Foreign Powers See ‘No Military Solution’ in Syria, but Diplomacy Stalls

At a summit in Tehran on Friday, the presidents of Russia, Turkey and Iran agreed that “there could be no military solution” to the war in Syria, but Russia rejected Turkey’s call for a cease-fire while Iran called for a military push to crush the Syrian rebels and drive out U.S. forces. At the same time, at a meeting of the U.N. Security Council in New York, Western powers warned of unspecified consequences if Syria and its allies launched an offensive. Both meetings starkly illustrated the extent to which Syria’s fate now lies in the hands of foreign powers.

The U.S. Ambassador Who Crossed Trump on Immigration

As President-elect Donald Trump prepared for his inauguration Jan. 20, 2017, Ted Osius assumed he was about to lose his dream job as U.S. ambassador to Vietnam. “I thought I would be put out with the trash on Jan. 21,” said Osius, 57, a career diplomat. He wasn’t, but he soon fell out with the Trump administration over its effort to deport refugees.
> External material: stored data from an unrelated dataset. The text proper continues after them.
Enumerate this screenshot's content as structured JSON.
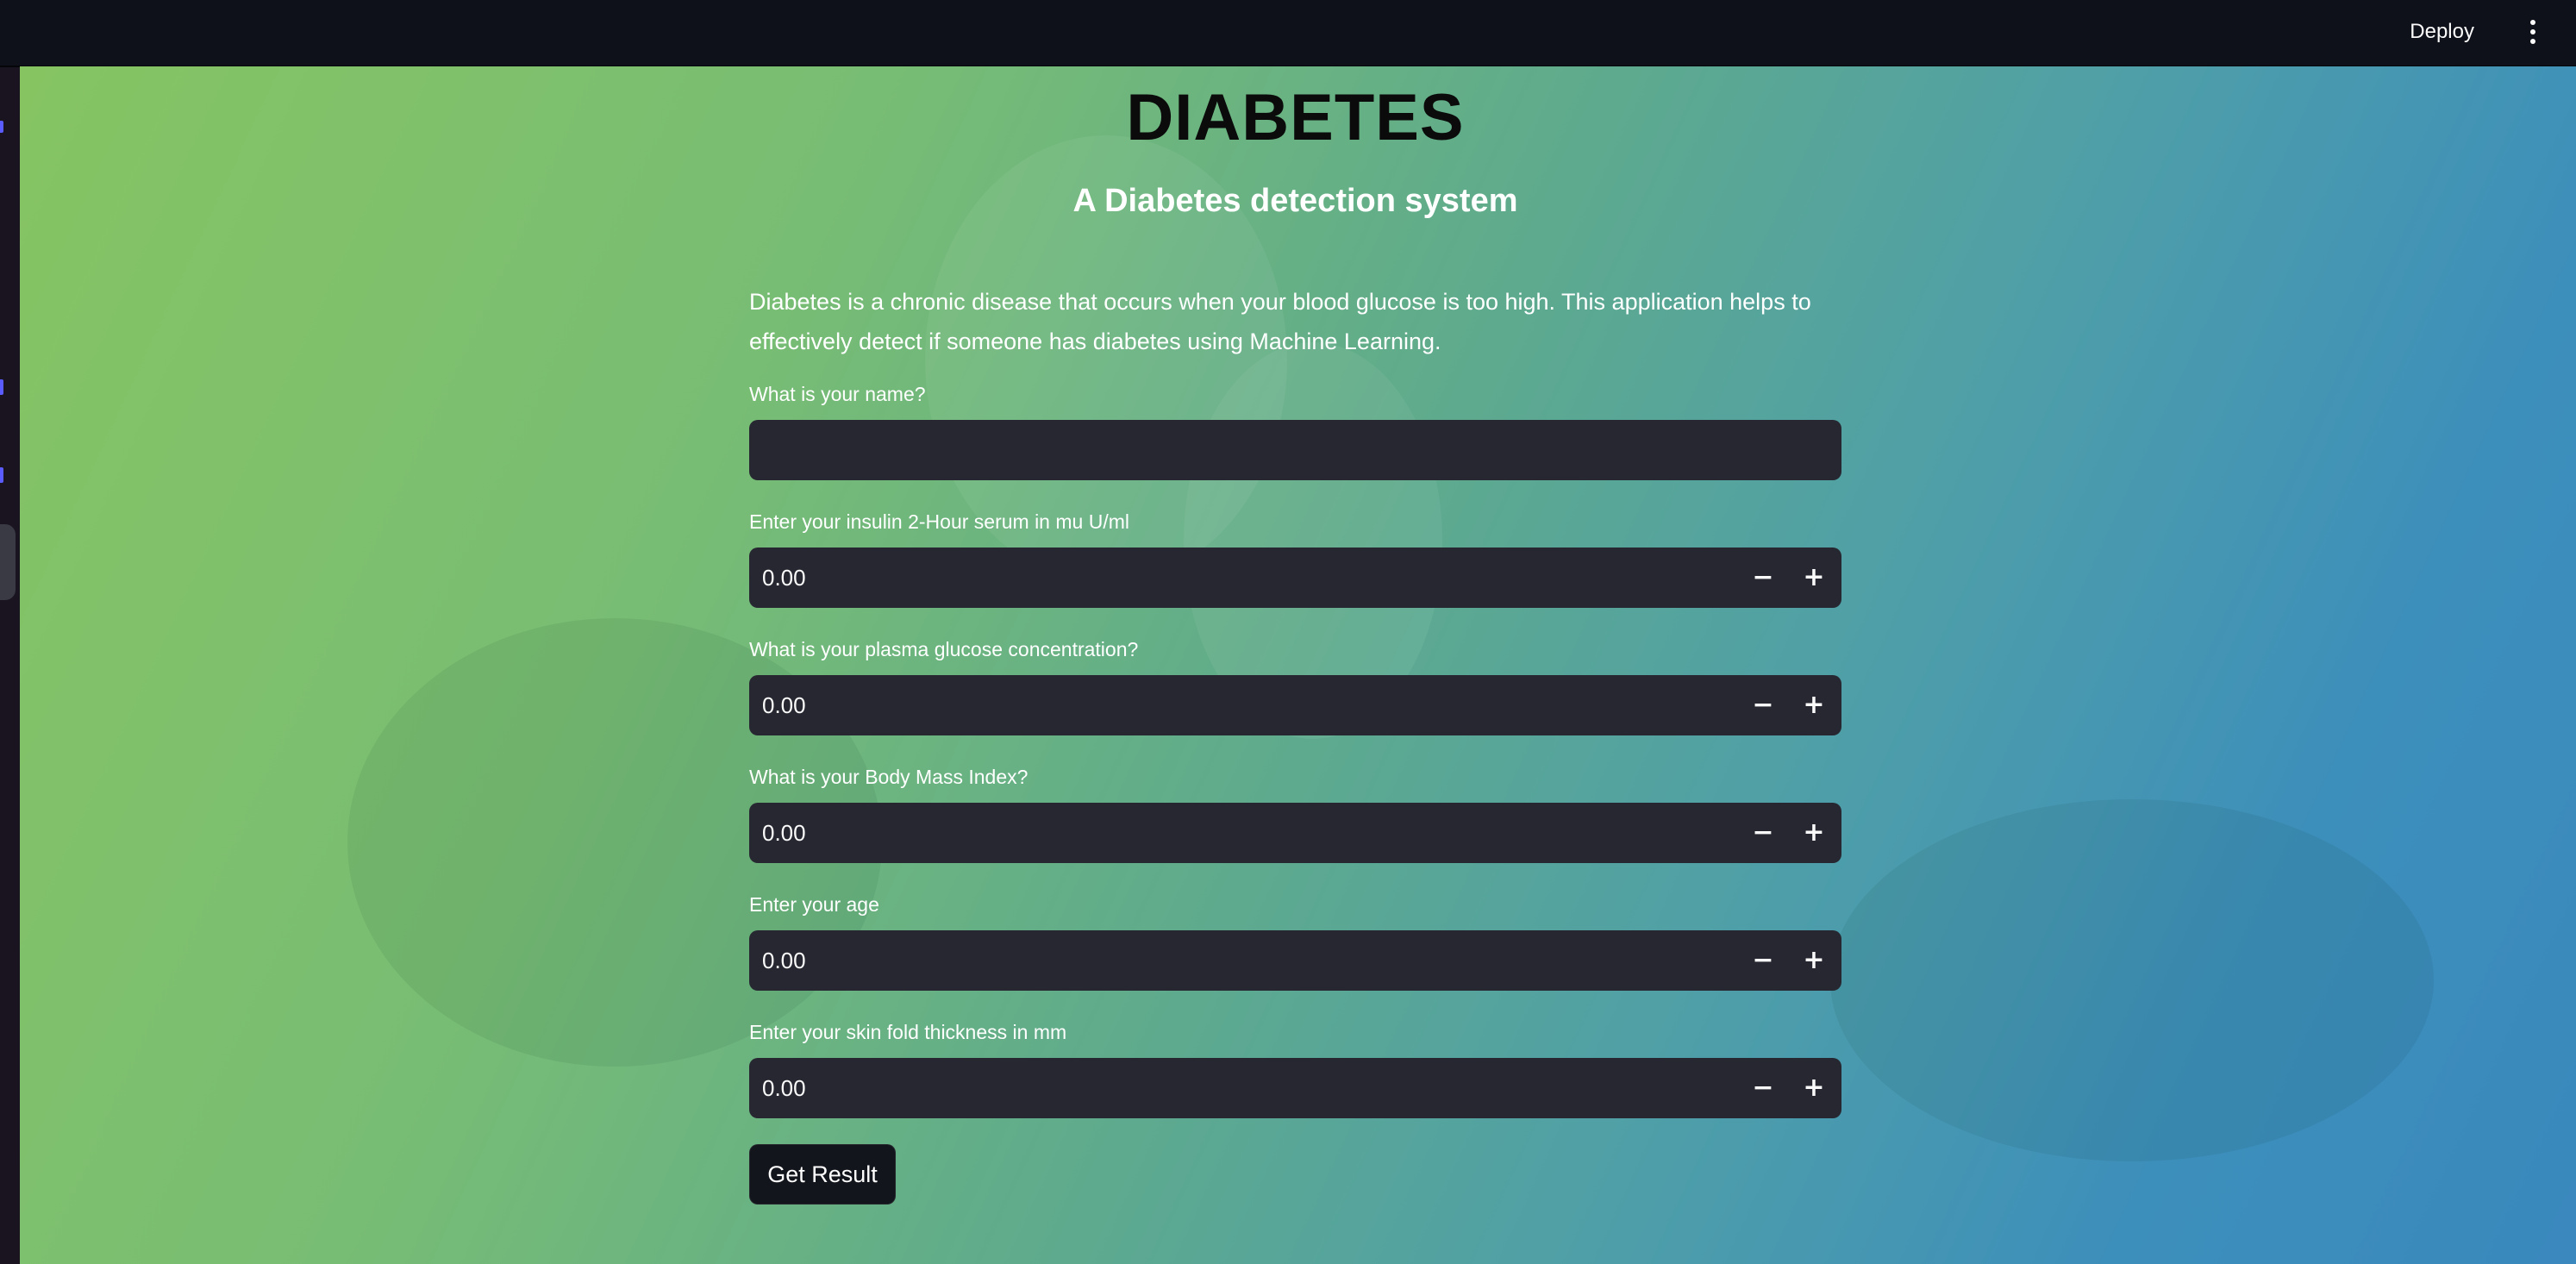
{
  "header": {
    "deploy_label": "Deploy",
    "menu_icon": "vertical-ellipsis-icon"
  },
  "page": {
    "title": "DIABETES",
    "subtitle": "A Diabetes detection system",
    "description": "Diabetes is a chronic disease that occurs when your blood glucose is too high. This application helps to effectively detect if someone has diabetes using Machine Learning."
  },
  "form": {
    "name_field": {
      "label": "What is your name?",
      "value": ""
    },
    "number_fields": [
      {
        "label": "Enter your insulin 2-Hour serum in mu U/ml",
        "value": "0.00",
        "minus": "−",
        "plus": "+"
      },
      {
        "label": "What is your plasma glucose concentration?",
        "value": "0.00",
        "minus": "−",
        "plus": "+"
      },
      {
        "label": "What is your Body Mass Index?",
        "value": "0.00",
        "minus": "−",
        "plus": "+"
      },
      {
        "label": "Enter your age",
        "value": "0.00",
        "minus": "−",
        "plus": "+"
      },
      {
        "label": "Enter your skin fold thickness in mm",
        "value": "0.00",
        "minus": "−",
        "plus": "+"
      }
    ],
    "submit_label": "Get Result"
  },
  "colors": {
    "header_bg": "#0f111a",
    "input_bg": "#262730",
    "button_bg": "#13151c",
    "gradient_start": "#86c462",
    "gradient_end": "#3a88bd"
  }
}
Osius later resigned from the State Department. He is one of many senior career diplomats who have worked for presidents of both parties, but whose objections to the Trump administration’s policies have led them to leave.
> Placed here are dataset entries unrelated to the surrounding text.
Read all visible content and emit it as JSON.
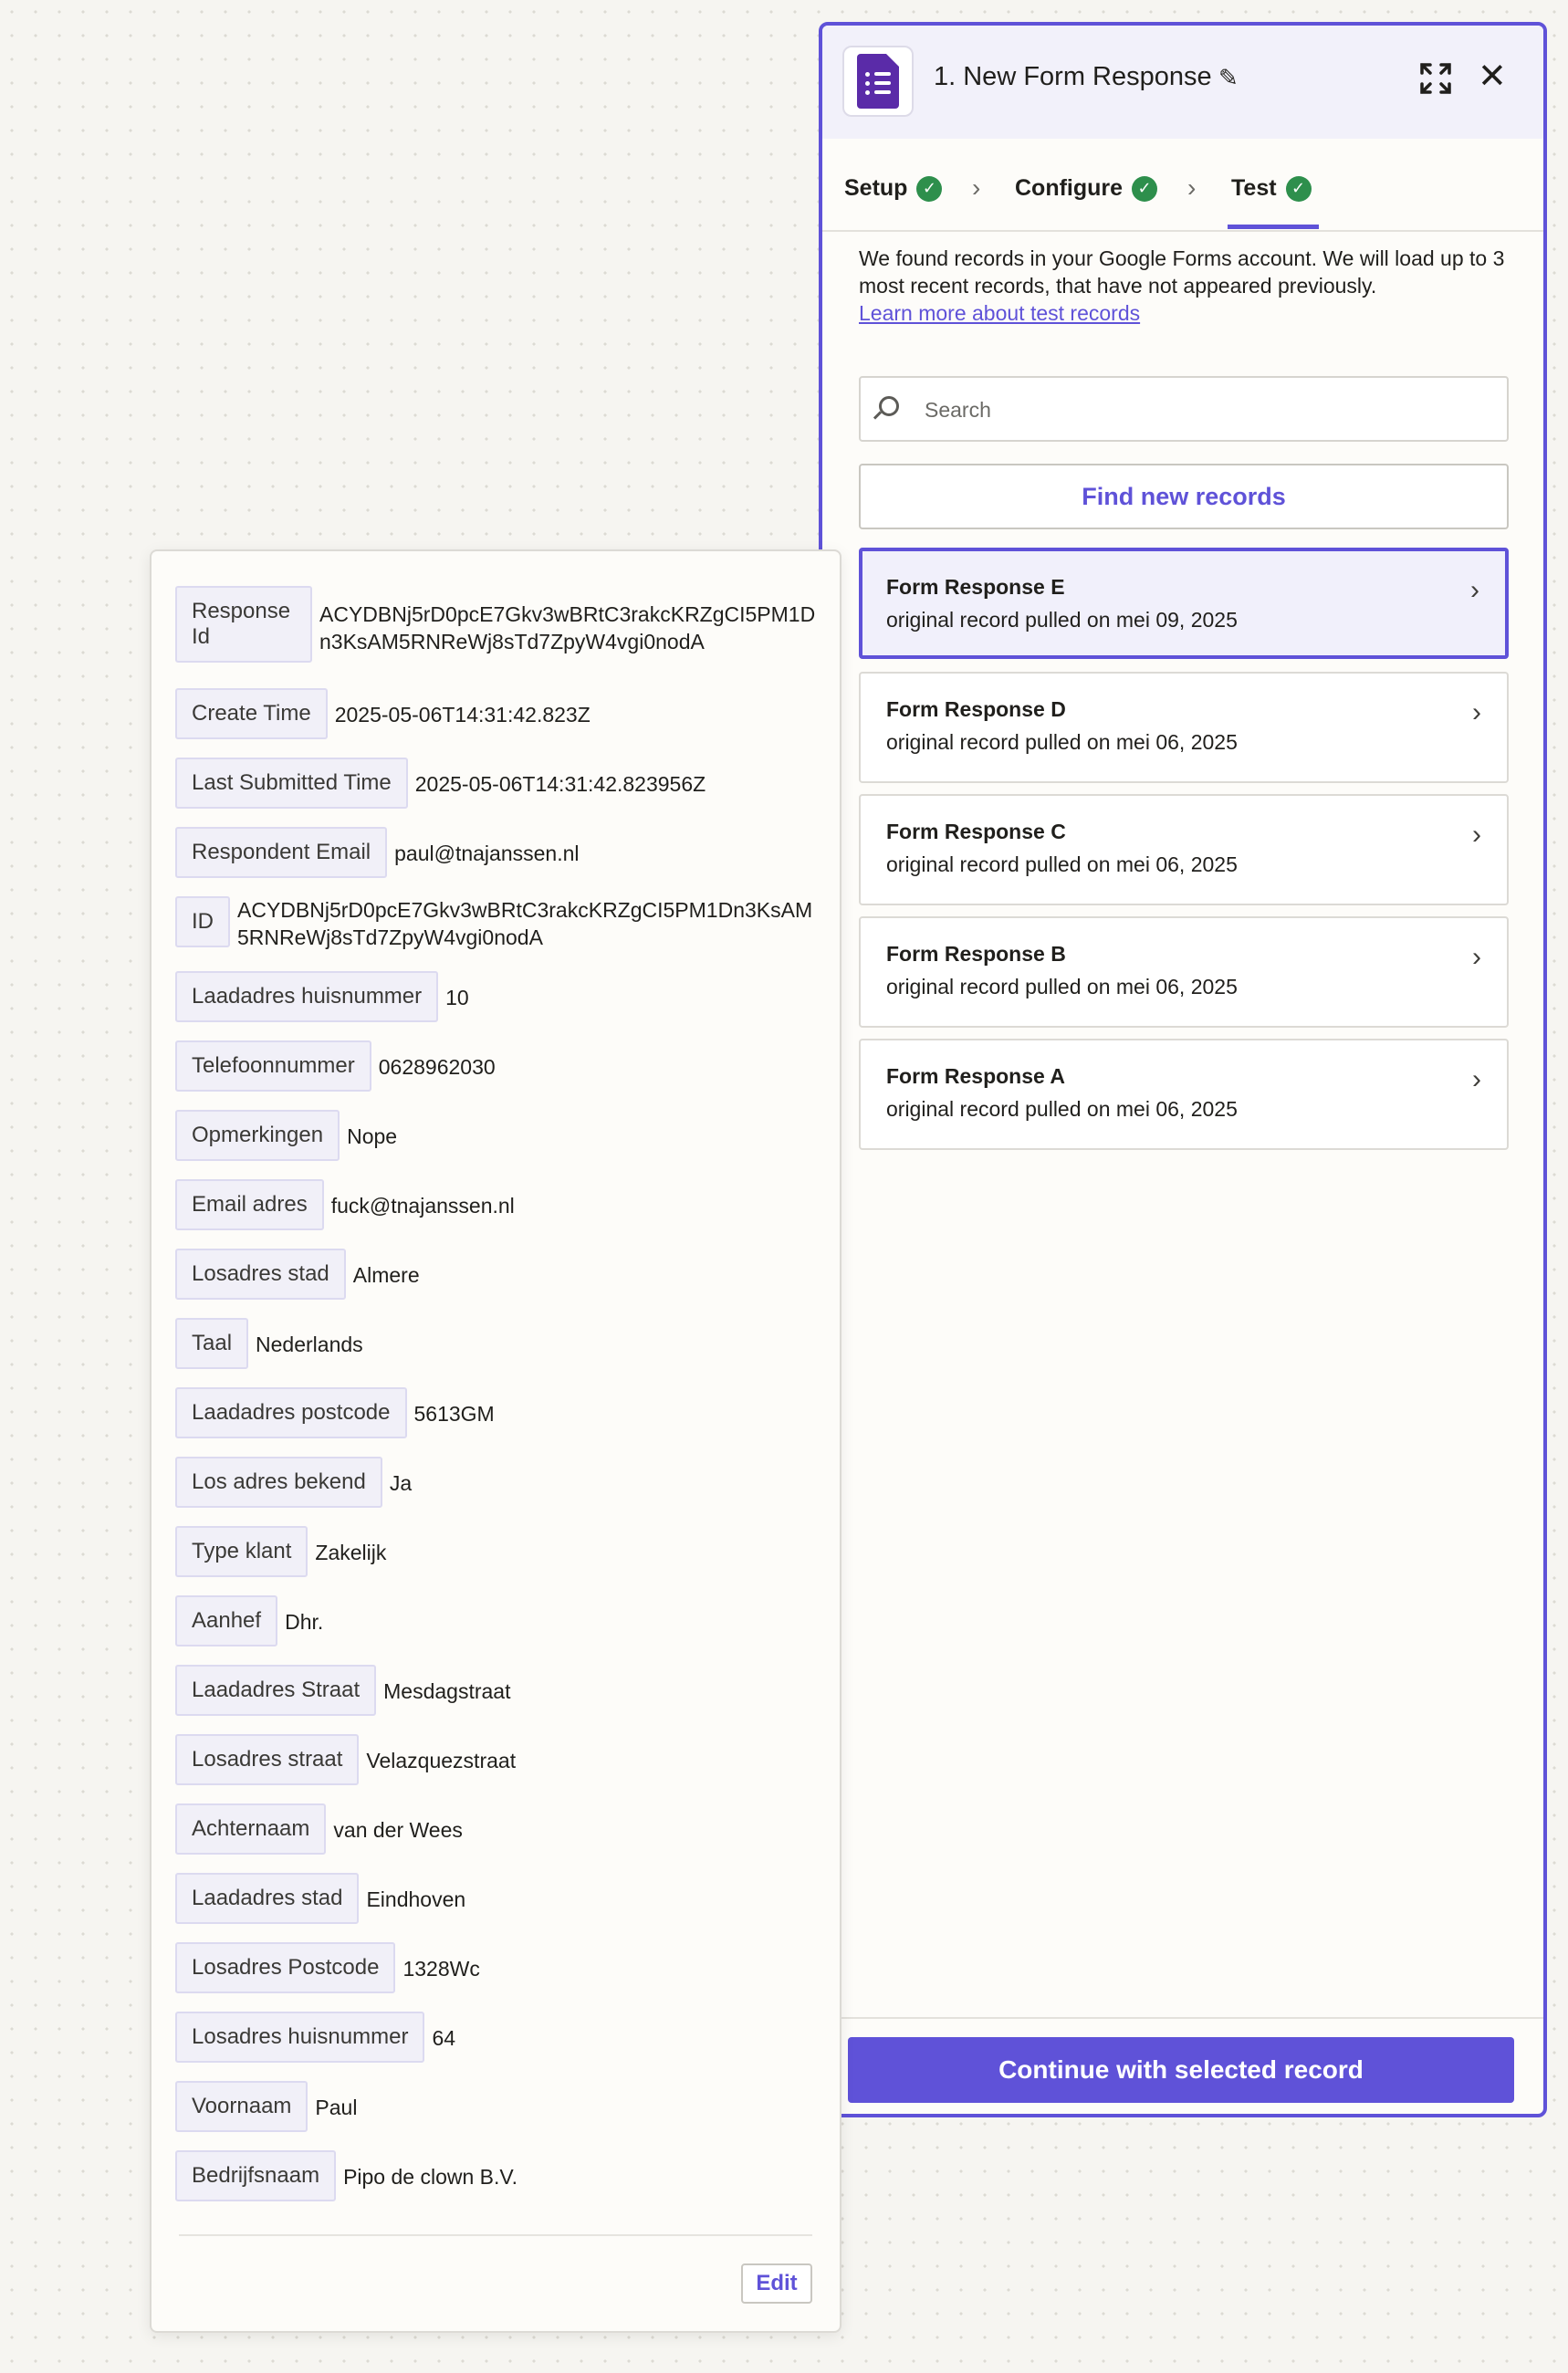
{
  "panel": {
    "title": "1. New Form Response",
    "app_icon": "google-forms-icon",
    "tabs": [
      {
        "label": "Setup",
        "status": "complete"
      },
      {
        "label": "Configure",
        "status": "complete"
      },
      {
        "label": "Test",
        "status": "complete",
        "active": true
      }
    ],
    "intro_text": "We found records in your Google Forms account. We will load up to 3 most recent records, that have not appeared previously.",
    "learn_more_link": "Learn more about test records",
    "search_placeholder": "Search",
    "find_button": "Find new records",
    "records": [
      {
        "title": "Form Response E",
        "subtitle": "original record pulled on mei 09, 2025",
        "selected": true
      },
      {
        "title": "Form Response D",
        "subtitle": "original record pulled on mei 06, 2025",
        "selected": false
      },
      {
        "title": "Form Response C",
        "subtitle": "original record pulled on mei 06, 2025",
        "selected": false
      },
      {
        "title": "Form Response B",
        "subtitle": "original record pulled on mei 06, 2025",
        "selected": false
      },
      {
        "title": "Form Response A",
        "subtitle": "original record pulled on mei 06, 2025",
        "selected": false
      }
    ],
    "continue_button": "Continue with selected record"
  },
  "record_detail": {
    "fields": [
      {
        "label": "Response Id",
        "value": "ACYDBNj5rD0pcE7Gkv3wBRtC3rakcKRZgCI5PM1Dn3KsAM5RNReWj8sTd7ZpyW4vgi0nodA"
      },
      {
        "label": "Create Time",
        "value": "2025-05-06T14:31:42.823Z"
      },
      {
        "label": "Last Submitted Time",
        "value": "2025-05-06T14:31:42.823956Z"
      },
      {
        "label": "Respondent Email",
        "value": "paul@tnajanssen.nl"
      },
      {
        "label": "ID",
        "value": "ACYDBNj5rD0pcE7Gkv3wBRtC3rakcKRZgCI5PM1Dn3KsAM5RNReWj8sTd7ZpyW4vgi0nodA"
      },
      {
        "label": "Laadadres huisnummer",
        "value": "10"
      },
      {
        "label": "Telefoonnummer",
        "value": "0628962030"
      },
      {
        "label": "Opmerkingen",
        "value": "Nope"
      },
      {
        "label": "Email adres",
        "value": "fuck@tnajanssen.nl"
      },
      {
        "label": "Losadres stad",
        "value": "Almere"
      },
      {
        "label": "Taal",
        "value": "Nederlands"
      },
      {
        "label": "Laadadres postcode",
        "value": "5613GM"
      },
      {
        "label": "Los adres bekend",
        "value": "Ja"
      },
      {
        "label": "Type klant",
        "value": "Zakelijk"
      },
      {
        "label": "Aanhef",
        "value": "Dhr."
      },
      {
        "label": "Laadadres Straat",
        "value": "Mesdagstraat"
      },
      {
        "label": "Losadres straat",
        "value": "Velazquezstraat"
      },
      {
        "label": "Achternaam",
        "value": "van der Wees"
      },
      {
        "label": "Laadadres stad",
        "value": "Eindhoven"
      },
      {
        "label": "Losadres Postcode",
        "value": "1328Wc"
      },
      {
        "label": "Losadres huisnummer",
        "value": "64"
      },
      {
        "label": "Voornaam",
        "value": "Paul"
      },
      {
        "label": "Bedrijfsnaam",
        "value": "Pipo de clown B.V."
      }
    ],
    "edit_button": "Edit"
  },
  "colors": {
    "accent": "#5f52d8",
    "success": "#2e8f4c",
    "forms_purple": "#5a2ba8"
  }
}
As Sweden Votes, the Far Right Gains Even in an Immigrant Bastion

The Sweden of old is changing, and immigration and crime have become the hottest issues in the country’s national elections Sunday. The wave of asylum-seekers that landed in Europe in 2015 hit Germany and Sweden the hardest. Sweden took in about 163,000 of them — roughly 1.6 percent of the population. Since then attitudes have shifted, and Sweden is less welcoming than it once was. That has become true even in a place like Flen, a small town with a high proportion of immigrants. The far-right Sweden Democrats have gone from one seat on the municipal council in 2006 to nine in 2014. The party is expected to do even better Sunday.

For Gay Indians, Landmark Ruling Is Just the Beginning

Even as gay activists in India celebrated on Friday, a day after a landmark Supreme Court ruling ended the country’s ban on gay sex, they were preparing for resistance to the decision. Among the pressing questions left unresolved by the ruling: Will the authorities drop the countless criminal cases that had been filed under the law that had made consensual gay sex a crime? What will happen if a gay couple shows up at a registrar’s office and asks to be married? At the forefront of many people’s minds was how to translate the court’s lofty language into practical gains.